Le thym pousse en touffes le long de la colline, petits buissons gris-vert aux fleurs violettes qui libèrent leur odeur piquante quand Léna casse les tiges. Elle remplit le panier tressé au creux de son bras. Sa grand-mère en a besoin pour les tisanes de la saison. La lumière de l’après-midi glisse bas à travers la , teintant les affleurements calcaires d’une couleur abricot.
Mattéo marche quelques pas devant, donnant des coups de pied dans les pierres. Son ombre s’étire longue derrière lui, ligne fine pointant vers le village. Il s’arrête. « On devrait y aller. »
Léna lève les yeux. « Encore une. Grand-mère en a besoin de plus. »
« Ton ombre est plus longue que toi. »
Elle regarde sa propre ombre, sombre contre la pierre pâle. Elle s’étire loin. Mais le panier n’est pas plein, et il y a une touffe de thym juste devant, là où les rochers canalisent l’eau. « Juste celle-là », dit-elle.
Mattéo hausse les épaules et suit.
Le panier est lourd. Léna le déplace vers son autre bras tandis qu’ils descendent le sentier. La lumière a changé — toujours dorée, mais plus douce, et les ombres ont fusionné. Les pierres sous leurs pieds, chaudes tout l’après-midi, commencent à refroidir.
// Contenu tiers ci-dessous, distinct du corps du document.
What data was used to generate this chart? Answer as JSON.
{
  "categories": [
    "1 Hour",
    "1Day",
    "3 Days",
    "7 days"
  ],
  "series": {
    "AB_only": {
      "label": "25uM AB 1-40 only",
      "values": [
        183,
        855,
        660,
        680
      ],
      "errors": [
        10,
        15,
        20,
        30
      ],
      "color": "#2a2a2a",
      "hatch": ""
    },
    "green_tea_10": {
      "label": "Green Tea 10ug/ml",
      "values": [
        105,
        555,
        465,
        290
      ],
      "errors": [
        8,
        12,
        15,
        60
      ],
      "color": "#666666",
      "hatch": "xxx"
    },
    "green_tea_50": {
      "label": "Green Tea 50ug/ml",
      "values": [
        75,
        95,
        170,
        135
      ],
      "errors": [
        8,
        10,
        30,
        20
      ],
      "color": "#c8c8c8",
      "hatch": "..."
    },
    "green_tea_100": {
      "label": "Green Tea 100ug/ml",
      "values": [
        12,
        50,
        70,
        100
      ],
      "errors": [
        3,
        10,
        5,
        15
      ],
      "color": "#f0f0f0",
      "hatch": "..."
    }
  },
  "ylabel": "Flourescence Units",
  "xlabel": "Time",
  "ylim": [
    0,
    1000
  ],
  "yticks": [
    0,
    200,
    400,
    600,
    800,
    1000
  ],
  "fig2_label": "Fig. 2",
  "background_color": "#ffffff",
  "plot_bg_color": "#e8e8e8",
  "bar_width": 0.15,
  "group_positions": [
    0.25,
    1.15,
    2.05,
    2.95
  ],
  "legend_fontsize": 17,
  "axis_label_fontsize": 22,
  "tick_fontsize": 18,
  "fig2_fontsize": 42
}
Les cairns marquent le chemin, empilements de pierres plates construits au fil des années. Léna connaît ce sentier. Elle l’a parcouru des dizaines de fois avec sa grand-mère, cueillant le romarin en hiver, guettant les premières fleurs en mars. Mais tout paraît différent. Le soleil a plongé derrière la crête à l’ouest, et la vallée se remplit d’une pénombre gris-violet qui rend les distances difficiles à juger.
Mattéo marche près d’elle. « Le voilà, le prochain », dit-il en pointant un cairn à une vingtaine de pas.
Ils l’atteignent et cherchent le suivant. Le sentier contourne un affleurement calcaire. Le cairn suivant devrait être visible — Léna s’en souvient — mais la lumière aplatit tout. Les ombres distinctes se sont estompées en une obscurité générale.
« Je ne le vois pas », dit Mattéo. Sa voix s’est tendue.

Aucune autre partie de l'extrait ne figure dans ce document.